The Iranian Ambassador to the United Nations had just finished giving a speech, and walked out into the lobby where he met President Bush.
They shook hands, and as they walked the Iranian said, ''You know, I have just one question about what I have seen in America.''
President Bush said, "Well, anything I can do to help you, I will."
The Iranian whispered: ''My son watches this show 'Star Trek' and in it there is Chekhov who is Russian, Scotty who is Scottish, Uhura who is Black, and Sulu who is Chinese, but no Arabs. My son is very upset and doesn't understand why there aren't any Iranians, Syrians, or Iraqis on "Star Trek."
President Bush laughed, leaned toward the Iranian ambassador, and whispered: ''It's because it takes place in the future.''
What reminds me of this joke is Tom Kratman's novels Caliphate and A Desert Called Peace (both of which are available through the Baen Free Library, I should point out), the former of which deals with an alternate history in which America gets nuked by Muslim terrorists and gets its empire on under the leadership of a President who sounds like a cross between Pat Buchanan and Ted Nugent. Europe, in the meantime, has become Eurabia as demographics determine the destiny of the EU and those non-Muslims who can flee to America or South Africa. That's all just background; the actual story concerns a young European girl, Petra, who is sold as a slave to pay her family's jizya. (Her brother, as it happens, winds up being chosen to serve in the Janissaries.) This book is grim as hell, partially because it's also the story of a young Army lieutenant blooded in the Philippines who winds up in the successor agency to the CIA, and the extremely ugly mission he's tasked with.
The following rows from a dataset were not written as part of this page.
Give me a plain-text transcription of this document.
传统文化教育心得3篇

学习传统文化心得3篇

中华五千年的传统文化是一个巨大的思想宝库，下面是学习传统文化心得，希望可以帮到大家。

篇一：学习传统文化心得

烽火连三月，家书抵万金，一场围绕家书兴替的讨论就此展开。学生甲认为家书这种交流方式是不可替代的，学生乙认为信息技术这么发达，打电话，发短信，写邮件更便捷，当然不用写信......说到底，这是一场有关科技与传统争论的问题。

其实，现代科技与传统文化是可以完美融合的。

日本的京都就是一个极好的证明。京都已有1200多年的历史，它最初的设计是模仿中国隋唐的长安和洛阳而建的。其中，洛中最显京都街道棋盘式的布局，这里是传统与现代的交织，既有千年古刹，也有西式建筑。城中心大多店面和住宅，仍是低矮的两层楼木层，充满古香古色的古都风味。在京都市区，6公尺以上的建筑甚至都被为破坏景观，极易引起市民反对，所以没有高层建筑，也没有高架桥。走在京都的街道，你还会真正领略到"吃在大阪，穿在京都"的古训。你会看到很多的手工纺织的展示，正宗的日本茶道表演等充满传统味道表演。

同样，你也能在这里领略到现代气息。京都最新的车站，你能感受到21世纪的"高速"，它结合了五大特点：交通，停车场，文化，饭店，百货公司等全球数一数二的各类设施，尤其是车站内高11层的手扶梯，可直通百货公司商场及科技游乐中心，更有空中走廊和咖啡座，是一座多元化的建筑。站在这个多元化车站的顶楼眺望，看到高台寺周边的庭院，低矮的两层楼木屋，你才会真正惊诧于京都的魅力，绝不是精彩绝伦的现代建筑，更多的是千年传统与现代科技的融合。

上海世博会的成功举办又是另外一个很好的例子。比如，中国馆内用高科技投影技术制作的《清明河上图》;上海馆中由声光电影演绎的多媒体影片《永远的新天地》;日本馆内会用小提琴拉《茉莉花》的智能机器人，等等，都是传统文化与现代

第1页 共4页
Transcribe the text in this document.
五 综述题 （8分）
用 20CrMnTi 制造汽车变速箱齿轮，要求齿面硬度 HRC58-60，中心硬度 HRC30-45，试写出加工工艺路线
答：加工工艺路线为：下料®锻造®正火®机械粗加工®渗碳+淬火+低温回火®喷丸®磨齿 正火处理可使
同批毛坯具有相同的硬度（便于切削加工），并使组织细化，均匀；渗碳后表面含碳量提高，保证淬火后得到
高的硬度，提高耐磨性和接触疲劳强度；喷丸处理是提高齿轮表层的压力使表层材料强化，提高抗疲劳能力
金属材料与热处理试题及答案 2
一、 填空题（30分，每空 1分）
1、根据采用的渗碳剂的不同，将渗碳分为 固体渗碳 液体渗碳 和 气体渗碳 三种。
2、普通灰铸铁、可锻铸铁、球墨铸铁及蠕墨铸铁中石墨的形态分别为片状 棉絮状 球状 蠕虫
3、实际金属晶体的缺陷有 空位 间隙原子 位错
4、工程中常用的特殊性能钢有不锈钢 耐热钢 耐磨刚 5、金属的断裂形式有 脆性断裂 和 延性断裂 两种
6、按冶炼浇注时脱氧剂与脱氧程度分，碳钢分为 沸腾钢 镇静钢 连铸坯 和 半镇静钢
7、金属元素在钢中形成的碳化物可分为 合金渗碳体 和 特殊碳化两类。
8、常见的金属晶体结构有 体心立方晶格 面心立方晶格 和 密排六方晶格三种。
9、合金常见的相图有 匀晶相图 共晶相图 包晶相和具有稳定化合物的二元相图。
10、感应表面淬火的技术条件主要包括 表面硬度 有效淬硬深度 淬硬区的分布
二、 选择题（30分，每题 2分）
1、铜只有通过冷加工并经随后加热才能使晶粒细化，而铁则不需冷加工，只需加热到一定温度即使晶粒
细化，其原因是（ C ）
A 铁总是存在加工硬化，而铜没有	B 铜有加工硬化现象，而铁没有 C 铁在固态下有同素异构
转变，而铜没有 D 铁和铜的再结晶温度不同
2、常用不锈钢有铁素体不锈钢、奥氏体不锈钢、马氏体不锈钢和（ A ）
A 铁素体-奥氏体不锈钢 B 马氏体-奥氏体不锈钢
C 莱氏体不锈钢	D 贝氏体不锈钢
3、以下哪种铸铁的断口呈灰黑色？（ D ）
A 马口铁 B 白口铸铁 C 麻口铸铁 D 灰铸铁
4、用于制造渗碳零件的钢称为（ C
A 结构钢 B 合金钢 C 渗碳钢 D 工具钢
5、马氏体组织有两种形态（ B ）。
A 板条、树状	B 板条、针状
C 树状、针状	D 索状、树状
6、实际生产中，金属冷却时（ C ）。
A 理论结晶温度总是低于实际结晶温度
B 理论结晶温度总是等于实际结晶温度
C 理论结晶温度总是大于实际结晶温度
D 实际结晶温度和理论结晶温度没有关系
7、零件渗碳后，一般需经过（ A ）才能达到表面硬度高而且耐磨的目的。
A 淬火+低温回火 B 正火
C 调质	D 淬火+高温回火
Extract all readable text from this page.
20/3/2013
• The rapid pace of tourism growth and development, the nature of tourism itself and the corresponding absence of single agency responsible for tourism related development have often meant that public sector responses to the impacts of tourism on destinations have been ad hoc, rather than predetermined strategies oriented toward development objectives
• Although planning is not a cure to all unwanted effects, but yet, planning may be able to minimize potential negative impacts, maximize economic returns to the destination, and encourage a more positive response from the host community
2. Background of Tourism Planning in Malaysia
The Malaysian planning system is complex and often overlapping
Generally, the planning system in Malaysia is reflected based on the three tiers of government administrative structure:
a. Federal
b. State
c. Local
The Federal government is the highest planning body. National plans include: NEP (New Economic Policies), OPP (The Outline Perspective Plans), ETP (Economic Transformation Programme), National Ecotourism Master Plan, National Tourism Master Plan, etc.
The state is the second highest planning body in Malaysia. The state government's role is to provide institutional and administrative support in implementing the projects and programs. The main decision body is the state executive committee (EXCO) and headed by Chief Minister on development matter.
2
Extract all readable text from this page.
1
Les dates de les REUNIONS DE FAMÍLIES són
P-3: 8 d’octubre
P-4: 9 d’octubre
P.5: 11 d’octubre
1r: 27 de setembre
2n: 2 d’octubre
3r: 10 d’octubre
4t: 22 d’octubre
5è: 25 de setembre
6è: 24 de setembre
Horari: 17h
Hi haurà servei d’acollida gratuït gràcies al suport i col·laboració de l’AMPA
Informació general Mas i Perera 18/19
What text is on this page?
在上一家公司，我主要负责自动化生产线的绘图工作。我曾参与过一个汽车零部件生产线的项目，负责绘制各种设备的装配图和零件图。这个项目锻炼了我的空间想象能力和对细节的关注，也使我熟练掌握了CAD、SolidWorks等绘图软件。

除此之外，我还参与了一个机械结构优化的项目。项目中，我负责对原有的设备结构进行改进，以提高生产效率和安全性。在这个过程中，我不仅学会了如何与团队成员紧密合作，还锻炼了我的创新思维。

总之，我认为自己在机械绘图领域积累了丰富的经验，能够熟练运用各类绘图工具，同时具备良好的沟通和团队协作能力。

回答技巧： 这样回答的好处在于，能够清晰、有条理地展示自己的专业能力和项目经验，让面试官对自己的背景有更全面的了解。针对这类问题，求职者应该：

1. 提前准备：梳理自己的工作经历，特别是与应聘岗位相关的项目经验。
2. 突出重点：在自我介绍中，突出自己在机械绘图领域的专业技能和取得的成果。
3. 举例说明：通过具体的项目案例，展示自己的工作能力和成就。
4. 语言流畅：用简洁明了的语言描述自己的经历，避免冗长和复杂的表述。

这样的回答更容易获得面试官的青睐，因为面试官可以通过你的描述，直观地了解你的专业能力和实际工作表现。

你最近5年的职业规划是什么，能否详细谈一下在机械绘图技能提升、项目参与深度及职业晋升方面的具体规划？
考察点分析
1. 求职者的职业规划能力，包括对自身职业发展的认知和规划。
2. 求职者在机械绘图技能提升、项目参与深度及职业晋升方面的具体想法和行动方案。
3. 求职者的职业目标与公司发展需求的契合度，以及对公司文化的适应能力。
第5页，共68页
Yeah, it's a crapsack world, maybe not as bad as the WH40K universe, but I sure as shit wouldn't want to live there. Having said that, the book is a good spy novel and the action seldom drags. Recommended, especially if you have a morbid fascination with a seldom-visited part of the dystopian subgenre.
A Desert Called Peace, on the other hand, while somewhat enjoyable, is giving me a bad case of deja vu since I'm pretty sure I read parts of this before when it was called Yellow Eyes . Actually, I'm just being mildly bitchy; the two don't actually have that much in common, except that Kratman's solo novel is set in an analogue of Panama and does concern itself (perhaps overly much) with the nuts and bolts of building an army almost completely from scratch. The action also doesn't take place on Earth, but on an Earthlike planet that has been colonized by most of Earth's nations and which has largely replicated Earth's 18th, 19th and 20th century history, albeit with some odd realignments and the ever-present interference of the United Nations, although since some of the nations on the colony planet now have tech that equals (or possibly surpasses) that of the UN, an uneasy detente exists...On to the plot, though. Essentially: imagine that on 9/11, a retired Army officer had lost his wife and children in the Twin Towers. Imagine further that he inherits a substantial sum of money from his formerly-estranged family and moves to Panama, his wife's country of origin. When the Second Gulf War breaks out, and a smaller version of 9/11 occurs in Panama, he recruits and trains a combined arms brigade equipped with Russian weapons to serve as mercenaries under US command. That's the plot. It's a good story, although it does drag a bit during the parts that involve getting the brigade put together, but it's okay brain candy overall. Recommended.